News Headline: Discovering the Best Way to Tackle Cancer
Outlet Full Name: The Herald
Author: Stephen Ackland
WE have tended to identify cancers as being of the breast, of the lung, of the bowel and so on, categorising them according to the tissue’s origin. However, a modern and developing paradigm is that cancer is better characterised by abnormalities in the cell rather than where the cell came from.
There are similarities between bowel, breast and lung cancer, particularly in response to therapy, so the next important scientific step is to understand the molecular aberrations in, dare I say, all cancers.
The Cancer Genome Atlas is a global initiative funded by governments to define the genetic abnormalities in each of the major cancers by defining the genome of 5000 to 8000 people with cancer.
In NSW we have two contributions – pancreatic cancer and melanoma – from which a spectrum of genetic abnormalities will be compiled.
It introduces the concept of targeted therapies. For every protein or enzyme in the body, drugs are being developed to inhibit them. So if molecular pathology identifies a gene or protein that is abnormal or elevated in a particular cancer, clinicians may be able to match the profile with an off-the-shelf inhibitor to administer to the patient.
For example, in 20per cent of breast cancers, the gene HER2 is over-expressed with more HER2 protein present than normal, and Herceptin is an antibody that inhibits its function. Clinical trials showed the drug slowed tumour growth, often made it shrink or in some cancers, disappear.
In early breast cancer, where microscopic traces of cancer remain after surgery, and where HER2 is over-expressed, we’ve shown that Herceptin can reduce the recurrence rate by 50per cent. That’s a bigger gain than we’ve ever seen with chemotherapy or radiation in early breast cancer.
We’ve now identified that HER2 is over-expressed in a small proportion of stomach and other cancers, and Herceptin is now being studied in clinical trials in those cases.
Translating these breakthroughs requires clear communication along the path between basic scientists, clinical scientists and those involved in healthcare delivery. Also, the transfer of research ideas and results from T1 (laboratory) to T2 (clinical trials) to T3 (practice based) must go two ways – either forward to provide a patient service or backwards to the lab to better understand the basic biology.
Current grant funding is skewed towards the delivery (T3) end. Blue-sky biological research may be a long way from a health outcome, yet it can ultimately lead to a cure. Without new developments from the lab, our capacity to improve cancer outcomes will be limited. Clinicians need to understand where basic scientists are coming from and what findings are in the pipeline to help them deliver their service. Basic scientists need to understand why T3 research is important – some of them regard T3 as being quality assurance, which shouldn’t qualify for research funding.
From tomorrow, we are staging a three-day international Translational Cancer Research Conference in Newcastle, which I’m hoping will achieve a greater awareness of what translational research means, and a greater understanding of the terminology that people from different disciplines use.
The issue of implementing and disseminating cancer research results is a challenge – health administrators need to create systems capable of rapidly incorporating new evidence-based management strategies into their systems. Currently, we don’t have a health system that’s geared to deal with new molecular diagnostic information and its patient management implications.
For example, regarding molecular profiling in lung cancer, there are at least two genes we recognise as important and which have specific inhibitor drugs that are superior to chemo. But most lung cancer patients are still having a fine needle biopsy; enough to establish whether the tissue is cancerous but insufficient for researchers to analyse relevant molecules.

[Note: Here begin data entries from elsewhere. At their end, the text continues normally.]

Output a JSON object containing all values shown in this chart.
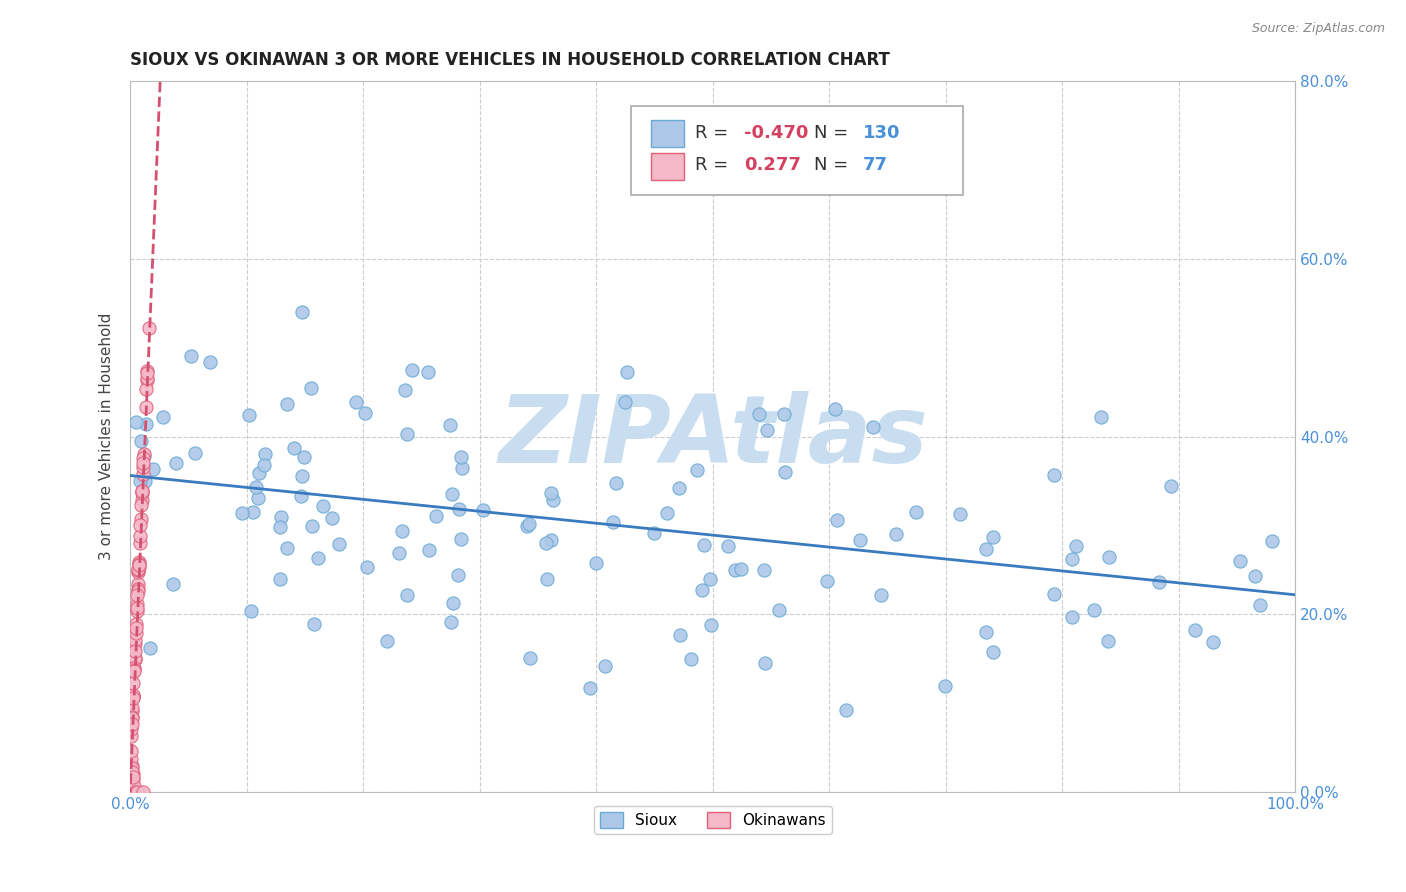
{
  "title": "SIOUX VS OKINAWAN 3 OR MORE VEHICLES IN HOUSEHOLD CORRELATION CHART",
  "source": "Source: ZipAtlas.com",
  "ylabel": "3 or more Vehicles in Household",
  "xlim": [
    0.0,
    1.0
  ],
  "ylim": [
    0.0,
    0.8
  ],
  "xticks": [
    0.0,
    0.1,
    0.2,
    0.3,
    0.4,
    0.5,
    0.6,
    0.7,
    0.8,
    0.9,
    1.0
  ],
  "xticklabels": [
    "0.0%",
    "",
    "",
    "",
    "",
    "",
    "",
    "",
    "",
    "",
    "100.0%"
  ],
  "yticks": [
    0.0,
    0.2,
    0.4,
    0.6,
    0.8
  ],
  "yticklabels_right": [
    "0.0%",
    "20.0%",
    "40.0%",
    "60.0%",
    "80.0%"
  ],
  "sioux_color": "#adc8e8",
  "sioux_edge_color": "#6aaad4",
  "okinawan_color": "#f5b8c8",
  "okinawan_edge_color": "#e0607a",
  "regression_sioux_color": "#3a7abf",
  "regression_okinawan_color": "#d45070",
  "legend_sioux_r": "-0.470",
  "legend_sioux_n": "130",
  "legend_okinawan_r": "0.277",
  "legend_okinawan_n": "77",
  "watermark": "ZIPAtlas",
  "watermark_color": "#c8ddf0",
  "background_color": "#ffffff",
  "grid_color": "#cccccc",
  "title_color": "#222222",
  "axis_label_color": "#444444",
  "tick_color": "#4a90d9",
  "source_color": "#888888",
  "legend_r_color": "#d44060",
  "legend_n_color": "#4a90d9",
  "sioux_n": 130,
  "okinawan_n": 77
}
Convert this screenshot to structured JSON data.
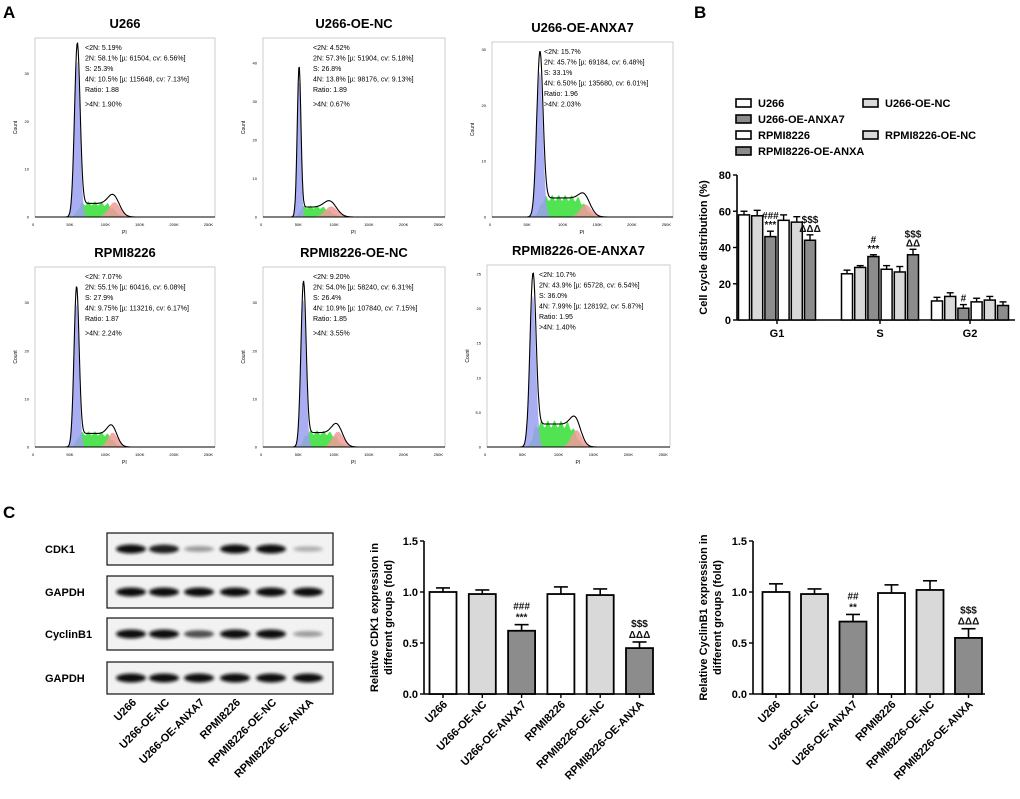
{
  "panel_labels": {
    "a": "A",
    "b": "B",
    "c": "C"
  },
  "chart_data": [
    {
      "type": "histogram",
      "panel": "A",
      "xlabel": "PI",
      "ylabel": "Count",
      "x_ticks": [
        "0",
        "50K",
        "100K",
        "150K",
        "200K",
        "250K"
      ],
      "xlim": [
        0,
        262000
      ],
      "colors": {
        "g1": "#9aa0f0",
        "s": "#3ee03e",
        "g2": "#f29a9a",
        "outline": "#000000"
      },
      "histograms": [
        {
          "title": "U266",
          "ylim": [
            0,
            37
          ],
          "y_ticks": [
            "0",
            "10",
            "20",
            "30"
          ],
          "y_tick_values": [
            0,
            10,
            20,
            30
          ],
          "peak_count": 35,
          "stats": {
            "sub2n": "<2N: 5.19%",
            "g1": "2N: 58.1%   [µ: 61504, cv: 6.56%]",
            "s": "S: 25.3%",
            "g2": "4N: 10.5%   [µ: 115648, cv: 7.13%]",
            "ratio": "Ratio: 1.88",
            "over4n": ">4N: 1.90%"
          },
          "model": {
            "g1_pct": 58.1,
            "g1_mu": 61504,
            "g1_cv": 6.56,
            "s_pct": 25.3,
            "g2_pct": 10.5,
            "g2_mu": 115648,
            "g2_cv": 7.13
          }
        },
        {
          "title": "U266-OE-NC",
          "ylim": [
            0,
            46
          ],
          "y_ticks": [
            "0",
            "10",
            "20",
            "30",
            "40"
          ],
          "y_tick_values": [
            0,
            10,
            20,
            30,
            40
          ],
          "peak_count": 38,
          "stats": {
            "sub2n": "<2N: 4.52%",
            "g1": "2N: 57.3%   [µ: 51904, cv: 5.18%]",
            "s": "S: 26.8%",
            "g2": "4N: 13.8%   [µ: 98176, cv: 9.13%]",
            "ratio": "Ratio: 1.89",
            "over4n": ">4N: 0.67%"
          },
          "model": {
            "g1_pct": 57.3,
            "g1_mu": 51904,
            "g1_cv": 5.18,
            "s_pct": 26.8,
            "g2_pct": 13.8,
            "g2_mu": 98176,
            "g2_cv": 9.13
          }
        },
        {
          "title": "U266-OE-ANXA7",
          "ylim": [
            0,
            31
          ],
          "y_ticks": [
            "0",
            "10",
            "20",
            "30"
          ],
          "y_tick_values": [
            0,
            10,
            20,
            30
          ],
          "peak_count": 28,
          "stats": {
            "sub2n": "<2N: 15.7%",
            "g1": "2N: 45.7%   [µ: 69184, cv: 6.48%]",
            "s": "S: 33.1%",
            "g2": "4N: 6.50%   [µ: 135680, cv: 6.01%]",
            "ratio": "Ratio: 1.96",
            "over4n": ">4N: 2.03%"
          },
          "model": {
            "g1_pct": 45.7,
            "g1_mu": 69184,
            "g1_cv": 6.48,
            "s_pct": 33.1,
            "g2_pct": 6.5,
            "g2_mu": 135680,
            "g2_cv": 6.01
          }
        },
        {
          "title": "RPMI8226",
          "ylim": [
            0,
            37
          ],
          "y_ticks": [
            "0",
            "10",
            "20",
            "30"
          ],
          "y_tick_values": [
            0,
            10,
            20,
            30
          ],
          "peak_count": 32,
          "stats": {
            "sub2n": "<2N: 7.07%",
            "g1": "2N: 55.1%   [µ: 60416, cv: 6.08%]",
            "s": "S: 27.9%",
            "g2": "4N: 9.75%   [µ: 113216, cv: 6.17%]",
            "ratio": "Ratio: 1.87",
            "over4n": ">4N: 2.24%"
          },
          "model": {
            "g1_pct": 55.1,
            "g1_mu": 60416,
            "g1_cv": 6.08,
            "s_pct": 27.9,
            "g2_pct": 9.75,
            "g2_mu": 113216,
            "g2_cv": 6.17
          }
        },
        {
          "title": "RPMI8226-OE-NC",
          "ylim": [
            0,
            37
          ],
          "y_ticks": [
            "0",
            "10",
            "20",
            "30"
          ],
          "y_tick_values": [
            0,
            10,
            20,
            30
          ],
          "peak_count": 33,
          "stats": {
            "sub2n": "<2N: 9.20%",
            "g1": "2N: 54.0%   [µ: 58240, cv: 6.31%]",
            "s": "S: 26.4%",
            "g2": "4N: 10.9%   [µ: 107840, cv: 7.15%]",
            "ratio": "Ratio: 1.85",
            "over4n": ">4N: 3.55%"
          },
          "model": {
            "g1_pct": 54.0,
            "g1_mu": 58240,
            "g1_cv": 6.31,
            "s_pct": 26.4,
            "g2_pct": 10.9,
            "g2_mu": 107840,
            "g2_cv": 7.15
          }
        },
        {
          "title": "RPMI8226-OE-ANXA7",
          "ylim": [
            0,
            26
          ],
          "y_ticks": [
            "0",
            "5.0",
            "10",
            "15",
            "20",
            "25"
          ],
          "y_tick_values": [
            0,
            5,
            10,
            15,
            20,
            25
          ],
          "peak_count": 23.5,
          "stats": {
            "sub2n": "<2N: 10.7%",
            "g1": "2N: 43.9%   [µ: 65728, cv: 6.54%]",
            "s": "S: 36.0%",
            "g2": "4N: 7.99%   [µ: 128192, cv: 5.87%]",
            "ratio": "Ratio: 1.95",
            "over4n": ">4N: 1.40%"
          },
          "model": {
            "g1_pct": 43.9,
            "g1_mu": 65728,
            "g1_cv": 6.54,
            "s_pct": 36.0,
            "g2_pct": 7.99,
            "g2_mu": 128192,
            "g2_cv": 5.87
          }
        }
      ]
    },
    {
      "type": "bar",
      "panel": "B",
      "ylabel": "Cell cycle distribution (%)",
      "ylim": [
        0,
        80
      ],
      "y_ticks": [
        "0",
        "20",
        "40",
        "60",
        "80"
      ],
      "categories": [
        "G1",
        "S",
        "G2"
      ],
      "legend_position": "top",
      "series": [
        {
          "name": "U266",
          "color": "#ffffff",
          "values": [
            58,
            25.5,
            10.5
          ],
          "errors": [
            2,
            2,
            2
          ],
          "sig": [
            "",
            "",
            ""
          ]
        },
        {
          "name": "U266-OE-NC",
          "color": "#d9d9d9",
          "values": [
            57.5,
            29,
            13
          ],
          "errors": [
            3,
            1,
            2
          ],
          "sig": [
            "",
            "",
            ""
          ]
        },
        {
          "name": "U266-OE-ANXA7",
          "color": "#8c8c8c",
          "values": [
            46,
            35,
            6.5
          ],
          "errors": [
            3,
            1,
            2
          ],
          "sig": [
            "###\n***",
            "#\n***",
            "#"
          ]
        },
        {
          "name": "RPMI8226",
          "color": "#ffffff",
          "values": [
            55,
            28,
            10
          ],
          "errors": [
            3,
            2,
            2
          ],
          "sig": [
            "",
            "",
            ""
          ]
        },
        {
          "name": "RPMI8226-OE-NC",
          "color": "#d9d9d9",
          "values": [
            54,
            26.5,
            11
          ],
          "errors": [
            3,
            3,
            2
          ],
          "sig": [
            "",
            "",
            ""
          ]
        },
        {
          "name": "RPMI8226-OE-ANXA",
          "color": "#8c8c8c",
          "values": [
            44,
            36,
            8
          ],
          "errors": [
            3,
            3,
            2
          ],
          "sig": [
            "$$$\nΔΔΔ",
            "$$$\nΔΔ",
            ""
          ]
        }
      ]
    },
    {
      "type": "bar",
      "panel": "C",
      "ylabel": [
        "Relative CDK1 expression in",
        "different groups (fold)"
      ],
      "ylim": [
        0,
        1.5
      ],
      "y_ticks": [
        "0.0",
        "0.5",
        "1.0",
        "1.5"
      ],
      "categories": [
        "U266",
        "U266-OE-NC",
        "U266-OE-ANXA7",
        "RPMI8226",
        "RPMI8226-OE-NC",
        "RPMI8226-OE-ANXA"
      ],
      "colors": [
        "#ffffff",
        "#d9d9d9",
        "#8c8c8c",
        "#ffffff",
        "#d9d9d9",
        "#8c8c8c"
      ],
      "values": [
        1.0,
        0.98,
        0.62,
        0.98,
        0.97,
        0.45
      ],
      "errors": [
        0.04,
        0.04,
        0.06,
        0.07,
        0.06,
        0.06
      ],
      "sig": [
        "",
        "",
        "###\n***",
        "",
        "",
        "$$$\nΔΔΔ"
      ]
    },
    {
      "type": "bar",
      "panel": "C",
      "ylabel": [
        "Relative CyclinB1 expression in",
        "different groups (fold)"
      ],
      "ylim": [
        0,
        1.5
      ],
      "y_ticks": [
        "0.0",
        "0.5",
        "1.0",
        "1.5"
      ],
      "categories": [
        "U266",
        "U266-OE-NC",
        "U266-OE-ANXA7",
        "RPMI8226",
        "RPMI8226-OE-NC",
        "RPMI8226-OE-ANXA"
      ],
      "colors": [
        "#ffffff",
        "#d9d9d9",
        "#8c8c8c",
        "#ffffff",
        "#d9d9d9",
        "#8c8c8c"
      ],
      "values": [
        1.0,
        0.98,
        0.71,
        0.99,
        1.02,
        0.55
      ],
      "errors": [
        0.08,
        0.05,
        0.07,
        0.08,
        0.09,
        0.09
      ],
      "sig": [
        "",
        "",
        "##\n**",
        "",
        "",
        "$$$\nΔΔΔ"
      ]
    }
  ],
  "western_blot": {
    "lanes": [
      "U266",
      "U266-OE-NC",
      "U266-OE-ANXA7",
      "RPMI8226",
      "RPMI8226-OE-NC",
      "RPMI8226-OE-ANXA"
    ],
    "rows": [
      {
        "label": "CDK1",
        "intensity": [
          1,
          0.95,
          0.35,
          1,
          1,
          0.25
        ]
      },
      {
        "label": "GAPDH",
        "intensity": [
          1,
          1,
          1,
          1,
          1,
          1
        ]
      },
      {
        "label": "CyclinB1",
        "intensity": [
          1,
          1,
          0.7,
          1,
          1,
          0.35
        ]
      },
      {
        "label": "GAPDH",
        "intensity": [
          1,
          1,
          1,
          1,
          1,
          1
        ]
      }
    ]
  }
}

The health service has to be prepared to do bigger biopsies. We need support in the operating theatre and pathology on standby to deal with the tissue appropriately and link with the molecular genetics department. It means systems and cultures will have to change right around the country.
Finally, there needs to be a way to evaluate an outcome – a clinical cancer registry that tells us what treatments patients have had, how well it worked, how long they live, and whether they’re cured or five-year survivors. Hunter New England Health is working towards this.
The goal is to be able to choose therapies that affect the disease more and the patient less. Precision medicine, with the best treatment for individual patients, based on precise analysis of each cancer.
Professor Stephen Ackland is director of HMRI’s Cancer Research Program. Cancer research in the Hunter is conducted under the Hunter Cancer Research Alliance.